From Dream to Reality: How Business Acquisition Loans Help Entrepreneurs Own Their Future
There are two well-traveled paths to entrepreneurship: starting a business from the ground up or acquiring an existing business. If you’re passionate about owning a business but don’t necessarily have the time, skillset, or desire to start from scratch, using a business acquisition loan to buy a company that’s already operating could make sense. In this article, we’ll explore what a business acquisition loan is and the various ways you can use it to turn your dreams of entrepreneurship into reality.
What is a business acquisition loan?
A business acquisition loan, also called a business purchase loan, is a commercial loan designed to help someone buy an existing business. This type of loan can help someone cover costs associated with buying and running the operation, which may include:
- Purchasing the business assets or equipment
- Buying real estate
- Transferring business ownership
- Buying out a business partner or buying into a partnership
- Opening a franchise
- Consolidating existing business debt
- Covering operating costs and meeting cash flow needs
You can generally find business acquisition loans offered by:
- Banks or credit unions: If you prefer to bank in person, a local bank or credit union may be able to fund a business acquisition loan. This type of lender generally has a longer application process and may take more time to render a decision. Note that some banks may offer Small Business Administration (SBA) loans, which tend to have higher loan amounts and lengthier loan terms since they’re partially backed by the government.

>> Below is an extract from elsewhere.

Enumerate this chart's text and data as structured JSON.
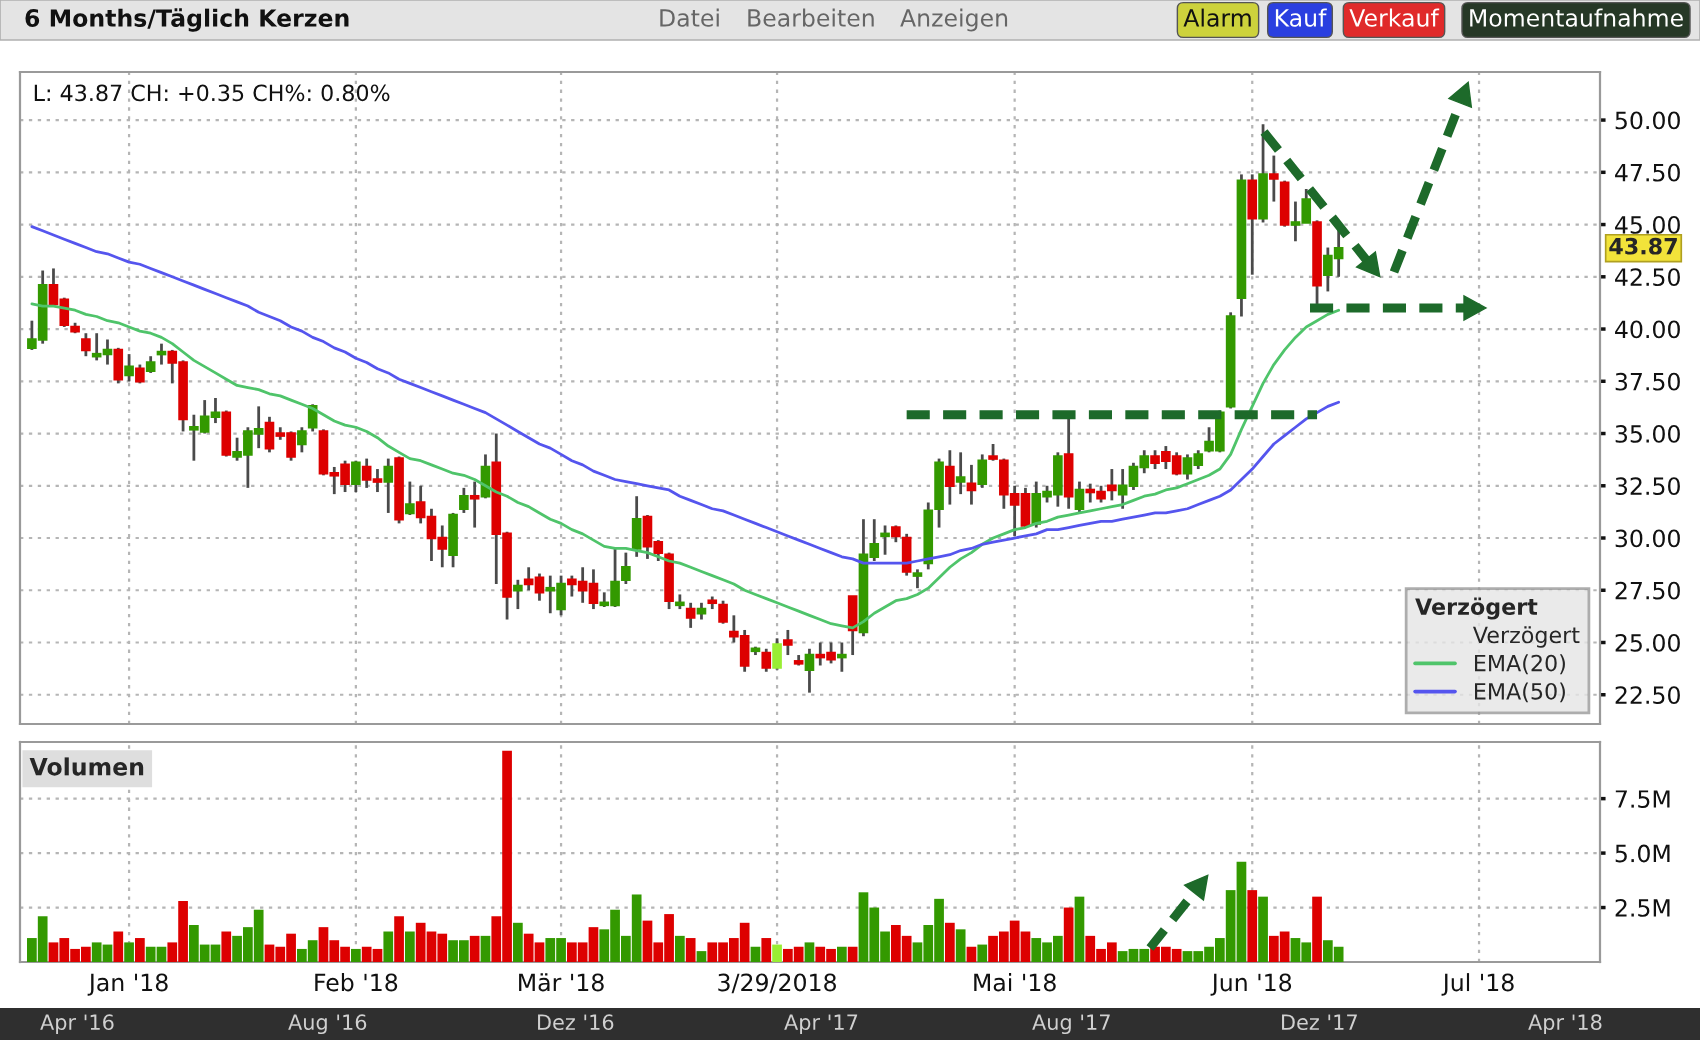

- Online lenders: Online lenders tend to offer quick application processes and may be able to fund loans faster once approved. You can generally prequalify with multiple lenders without impacting your credit score. This way, you can compare rates and loan terms before you apply.
Ways to use a business acquisition loan
There are several ways you can use a business acquisition loan, including:
Purchase a business outright
If you have your eye on a particular type of business you want to buy, like a laundromat or restaurant, you can keep your eye on the local market and look for owners that want to sell. As you go through due diligence and examine the company’s books, you may want to work alongside a professional who can help you do a formal business valuation. Someone experienced in buying and selling businesses can also help you understand the local market conditions and future earning potential for the type of business you want to buy.
Open a franchise
A franchise business has the backing of a larger corporate entity for which you can use the name and branding to establish yourself quickly. Many fast-food restaurants and home service businesses use a franchising model. While a franchise can guide you on how to run the business, you’ll pay for it. Depending on your franchise agreement, you might pay a one-time fee or ongoing royalty payments that are a percentage of revenue.
Buy out a business partner
If you’re already a partial business owner and you’re ready to strike out on your own, a business acquisition loan can help you buy out your business partner. Whether your partner is retiring, or you’ve hit an insurmountable disagreement, having funding available via an acquisition loan can help your business move forward with minimal disruption. It’s important that you consult a business attorney to ensure your partnership buyout is done by the books and is aligned with your existing contract.
The future ahead
A business acquisition loan is a flexible loan that can help you achieve your entrepreneurial goals. Whether you want to start a business from scratch or acquire a thriving business, it makes sense to explore all available financing options. When in doubt, loop in a professional who can help you make the best next step based on your personal and professional goals.